Am 25. Dezember feiern wir Christen das Hochfest der Geburt des Herrn und unsere Aufmerksamkeit richtet sich zuerst auf ein kleines Kind, das die Zukunft der Welt bedeutet. Manch einer von uns denkt dabei vielleicht an seine eigene Kindheit und daran, wie sich diese auf sein späteres Tun ausgewirkt hat. Viele von uns denken an die eigenen Kinder, Enkel und Urenkel und machen sich darüber Gedanken, was aus ihnen wird – in einer sich stets verändernden Welt, die wir von ihnen nur ausgeliehen bekommen haben. Was uns bleibt, ist Hoffnung. Dazu schrieb der österreichische Lyriker Rainer Maria Rilke in seinem Gedicht „Über die Geduld“ folgendes:

„Man muss Geduld haben
mit dem Ungelösten im Herzen,
und versuchen, die Fragen selber lieb zu haben,
wie verschlossene Stuben,
und wie Bücher, die in einer sehr fremden Sprache geschrieben sind.

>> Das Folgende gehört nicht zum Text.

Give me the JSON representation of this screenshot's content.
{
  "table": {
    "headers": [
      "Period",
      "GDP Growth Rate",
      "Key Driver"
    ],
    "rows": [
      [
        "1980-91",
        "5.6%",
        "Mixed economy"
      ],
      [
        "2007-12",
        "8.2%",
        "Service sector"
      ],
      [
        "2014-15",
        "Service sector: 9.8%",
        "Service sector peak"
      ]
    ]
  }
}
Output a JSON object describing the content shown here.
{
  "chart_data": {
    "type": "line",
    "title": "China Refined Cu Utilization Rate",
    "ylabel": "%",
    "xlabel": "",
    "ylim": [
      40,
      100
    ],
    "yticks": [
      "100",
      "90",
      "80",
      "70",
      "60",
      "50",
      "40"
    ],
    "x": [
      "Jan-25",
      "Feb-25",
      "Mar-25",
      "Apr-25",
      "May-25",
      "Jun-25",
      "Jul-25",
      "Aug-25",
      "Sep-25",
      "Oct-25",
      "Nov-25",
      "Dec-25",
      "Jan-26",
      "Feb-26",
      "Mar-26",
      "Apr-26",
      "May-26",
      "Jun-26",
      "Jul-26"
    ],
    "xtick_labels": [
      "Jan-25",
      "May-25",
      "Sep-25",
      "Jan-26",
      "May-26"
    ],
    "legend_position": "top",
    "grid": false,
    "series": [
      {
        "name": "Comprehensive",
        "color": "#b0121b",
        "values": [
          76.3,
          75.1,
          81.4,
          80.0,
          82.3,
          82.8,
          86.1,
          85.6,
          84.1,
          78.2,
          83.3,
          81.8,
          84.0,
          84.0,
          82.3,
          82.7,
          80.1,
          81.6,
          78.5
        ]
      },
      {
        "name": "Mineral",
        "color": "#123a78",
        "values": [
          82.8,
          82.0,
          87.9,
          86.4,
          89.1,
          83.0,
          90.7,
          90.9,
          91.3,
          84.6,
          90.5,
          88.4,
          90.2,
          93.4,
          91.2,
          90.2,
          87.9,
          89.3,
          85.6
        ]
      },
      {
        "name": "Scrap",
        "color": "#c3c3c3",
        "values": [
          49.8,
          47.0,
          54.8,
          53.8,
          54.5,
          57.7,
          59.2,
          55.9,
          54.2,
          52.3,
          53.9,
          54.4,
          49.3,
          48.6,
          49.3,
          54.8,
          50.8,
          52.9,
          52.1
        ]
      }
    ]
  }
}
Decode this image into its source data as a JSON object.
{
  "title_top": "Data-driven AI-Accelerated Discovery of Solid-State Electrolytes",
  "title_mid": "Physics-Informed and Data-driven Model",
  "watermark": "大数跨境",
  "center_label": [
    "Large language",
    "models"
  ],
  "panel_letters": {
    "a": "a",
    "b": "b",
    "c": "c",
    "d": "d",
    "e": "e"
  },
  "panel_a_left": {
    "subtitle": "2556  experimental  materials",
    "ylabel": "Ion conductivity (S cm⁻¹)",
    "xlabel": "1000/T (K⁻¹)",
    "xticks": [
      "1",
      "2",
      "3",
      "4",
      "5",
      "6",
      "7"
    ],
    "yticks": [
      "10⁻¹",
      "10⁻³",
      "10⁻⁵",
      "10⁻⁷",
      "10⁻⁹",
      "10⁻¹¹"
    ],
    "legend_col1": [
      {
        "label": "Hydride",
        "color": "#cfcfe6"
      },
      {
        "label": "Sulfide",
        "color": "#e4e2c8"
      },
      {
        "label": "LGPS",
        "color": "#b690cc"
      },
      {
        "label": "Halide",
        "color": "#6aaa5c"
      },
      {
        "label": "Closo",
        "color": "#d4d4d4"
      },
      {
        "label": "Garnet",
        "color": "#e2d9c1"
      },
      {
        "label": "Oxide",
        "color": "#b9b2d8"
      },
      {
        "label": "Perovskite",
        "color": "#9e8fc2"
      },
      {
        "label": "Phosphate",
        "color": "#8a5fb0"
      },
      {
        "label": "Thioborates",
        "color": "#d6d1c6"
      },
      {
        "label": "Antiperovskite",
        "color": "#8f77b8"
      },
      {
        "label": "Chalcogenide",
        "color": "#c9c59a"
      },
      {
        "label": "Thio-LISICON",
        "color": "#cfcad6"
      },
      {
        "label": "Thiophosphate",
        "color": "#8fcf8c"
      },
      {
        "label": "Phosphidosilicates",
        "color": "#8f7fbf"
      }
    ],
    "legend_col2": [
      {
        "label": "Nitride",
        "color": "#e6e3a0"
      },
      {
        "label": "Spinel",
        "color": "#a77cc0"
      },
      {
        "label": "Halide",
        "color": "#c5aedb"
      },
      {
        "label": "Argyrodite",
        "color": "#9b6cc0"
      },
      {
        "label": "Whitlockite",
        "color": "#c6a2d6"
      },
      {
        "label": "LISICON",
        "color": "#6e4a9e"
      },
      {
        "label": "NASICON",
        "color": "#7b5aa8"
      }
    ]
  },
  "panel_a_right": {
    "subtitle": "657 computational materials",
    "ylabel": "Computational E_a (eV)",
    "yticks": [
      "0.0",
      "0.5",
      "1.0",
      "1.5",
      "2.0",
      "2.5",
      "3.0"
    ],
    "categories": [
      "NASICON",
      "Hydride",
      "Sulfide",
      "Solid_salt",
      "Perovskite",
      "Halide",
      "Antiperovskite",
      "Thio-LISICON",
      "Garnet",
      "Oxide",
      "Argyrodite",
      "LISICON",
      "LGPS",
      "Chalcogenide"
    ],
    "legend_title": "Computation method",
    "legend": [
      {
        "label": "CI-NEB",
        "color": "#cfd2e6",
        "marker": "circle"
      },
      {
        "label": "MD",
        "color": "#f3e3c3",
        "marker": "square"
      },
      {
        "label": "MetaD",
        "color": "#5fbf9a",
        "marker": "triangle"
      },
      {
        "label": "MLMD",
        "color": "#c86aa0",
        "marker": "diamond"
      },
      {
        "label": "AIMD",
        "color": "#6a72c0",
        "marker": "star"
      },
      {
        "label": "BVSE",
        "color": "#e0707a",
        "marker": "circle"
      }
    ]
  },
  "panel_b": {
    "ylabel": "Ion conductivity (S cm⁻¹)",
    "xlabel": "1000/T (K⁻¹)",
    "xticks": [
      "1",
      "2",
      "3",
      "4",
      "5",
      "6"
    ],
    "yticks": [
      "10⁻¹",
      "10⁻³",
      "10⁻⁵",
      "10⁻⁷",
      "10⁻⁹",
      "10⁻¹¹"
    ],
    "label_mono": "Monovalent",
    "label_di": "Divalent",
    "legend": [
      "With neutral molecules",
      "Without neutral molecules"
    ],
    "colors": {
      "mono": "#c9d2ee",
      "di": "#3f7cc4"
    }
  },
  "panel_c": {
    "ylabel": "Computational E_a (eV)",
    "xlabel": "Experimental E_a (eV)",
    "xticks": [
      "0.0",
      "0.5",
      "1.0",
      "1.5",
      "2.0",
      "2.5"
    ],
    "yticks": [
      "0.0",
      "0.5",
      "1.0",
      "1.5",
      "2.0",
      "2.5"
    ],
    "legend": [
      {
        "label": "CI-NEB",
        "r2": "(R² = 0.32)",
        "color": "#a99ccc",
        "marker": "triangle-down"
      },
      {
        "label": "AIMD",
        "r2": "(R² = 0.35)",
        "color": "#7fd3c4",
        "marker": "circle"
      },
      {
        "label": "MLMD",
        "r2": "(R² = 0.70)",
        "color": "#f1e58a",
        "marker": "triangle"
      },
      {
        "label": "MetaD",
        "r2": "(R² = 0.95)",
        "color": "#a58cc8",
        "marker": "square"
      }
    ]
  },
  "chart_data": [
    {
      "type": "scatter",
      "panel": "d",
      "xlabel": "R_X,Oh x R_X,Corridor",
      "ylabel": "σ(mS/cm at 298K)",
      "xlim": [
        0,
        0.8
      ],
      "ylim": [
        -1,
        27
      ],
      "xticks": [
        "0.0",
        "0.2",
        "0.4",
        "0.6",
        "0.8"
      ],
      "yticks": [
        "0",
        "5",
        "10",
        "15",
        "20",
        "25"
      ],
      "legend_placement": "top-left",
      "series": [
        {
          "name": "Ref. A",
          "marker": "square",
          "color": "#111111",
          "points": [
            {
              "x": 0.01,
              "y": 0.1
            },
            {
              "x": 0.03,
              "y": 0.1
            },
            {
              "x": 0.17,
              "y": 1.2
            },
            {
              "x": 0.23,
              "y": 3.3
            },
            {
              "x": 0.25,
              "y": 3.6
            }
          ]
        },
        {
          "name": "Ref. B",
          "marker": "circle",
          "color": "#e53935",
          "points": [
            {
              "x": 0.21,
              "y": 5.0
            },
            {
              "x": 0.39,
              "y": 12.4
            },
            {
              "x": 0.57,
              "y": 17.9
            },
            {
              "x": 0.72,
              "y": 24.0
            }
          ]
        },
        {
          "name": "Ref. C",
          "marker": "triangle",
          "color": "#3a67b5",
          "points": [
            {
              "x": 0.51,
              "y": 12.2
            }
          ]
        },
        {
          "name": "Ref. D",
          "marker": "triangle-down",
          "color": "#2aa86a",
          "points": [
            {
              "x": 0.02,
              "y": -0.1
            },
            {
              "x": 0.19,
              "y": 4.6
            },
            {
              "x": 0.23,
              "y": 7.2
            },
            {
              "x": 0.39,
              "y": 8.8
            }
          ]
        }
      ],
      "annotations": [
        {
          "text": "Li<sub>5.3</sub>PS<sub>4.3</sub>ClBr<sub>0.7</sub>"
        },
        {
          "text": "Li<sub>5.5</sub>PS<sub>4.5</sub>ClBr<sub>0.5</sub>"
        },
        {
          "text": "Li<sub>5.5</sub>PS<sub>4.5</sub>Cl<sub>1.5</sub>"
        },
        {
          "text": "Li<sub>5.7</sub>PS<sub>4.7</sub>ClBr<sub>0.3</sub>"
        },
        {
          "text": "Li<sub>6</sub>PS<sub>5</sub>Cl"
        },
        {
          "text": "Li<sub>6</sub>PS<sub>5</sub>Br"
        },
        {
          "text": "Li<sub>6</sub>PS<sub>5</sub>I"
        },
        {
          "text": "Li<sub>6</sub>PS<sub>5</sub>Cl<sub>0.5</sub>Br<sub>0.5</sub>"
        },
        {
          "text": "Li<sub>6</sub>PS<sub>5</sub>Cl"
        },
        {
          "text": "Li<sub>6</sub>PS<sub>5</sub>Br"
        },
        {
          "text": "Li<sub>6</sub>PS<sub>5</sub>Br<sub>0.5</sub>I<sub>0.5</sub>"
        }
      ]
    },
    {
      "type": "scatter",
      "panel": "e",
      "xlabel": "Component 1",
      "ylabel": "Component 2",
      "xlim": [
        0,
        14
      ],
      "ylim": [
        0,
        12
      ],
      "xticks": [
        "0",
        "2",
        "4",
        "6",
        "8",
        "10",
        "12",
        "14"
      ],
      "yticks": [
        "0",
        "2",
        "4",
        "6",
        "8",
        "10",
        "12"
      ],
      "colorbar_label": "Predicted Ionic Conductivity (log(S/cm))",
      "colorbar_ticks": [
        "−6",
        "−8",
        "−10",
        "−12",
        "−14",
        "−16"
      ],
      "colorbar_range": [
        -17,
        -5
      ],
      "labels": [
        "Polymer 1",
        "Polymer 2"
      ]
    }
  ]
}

Es handelt sich darum, alles zu leben.
Wenn man die Fragen lebt, lebt man vielleicht allmählich,
ohne es zu merken,
eines fremden Tages
in die Antworten hinein.“

So wünsche ich uns allen ein gesegnetes Fest der Geburt Jesu Christi. Ich wünsche uns, dass wir respektvoll miteinander umgehen und stets aufeinander achten – insbesondere auf unsere Kinder, die die wahren Helden sind. Ich wünsche uns ein Leben voller Hoffnung – mit alledem, was es ausmacht. Nicht nur irgendwie, bis es überstanden ist, sondern so richtig, als echtes Leben. Wer so zu leben und lieben versucht, der hofft. Er klammert sich nicht an eine bessere Vergangenheit und verzweifelt nicht an der Gegenwart, oder lebt einfach nur vor sich hin. Er rechnet mit der Zukunft. Und er lebt, vielleicht noch unbemerkt, von einer Hoffnung, die größer ist als er selbst.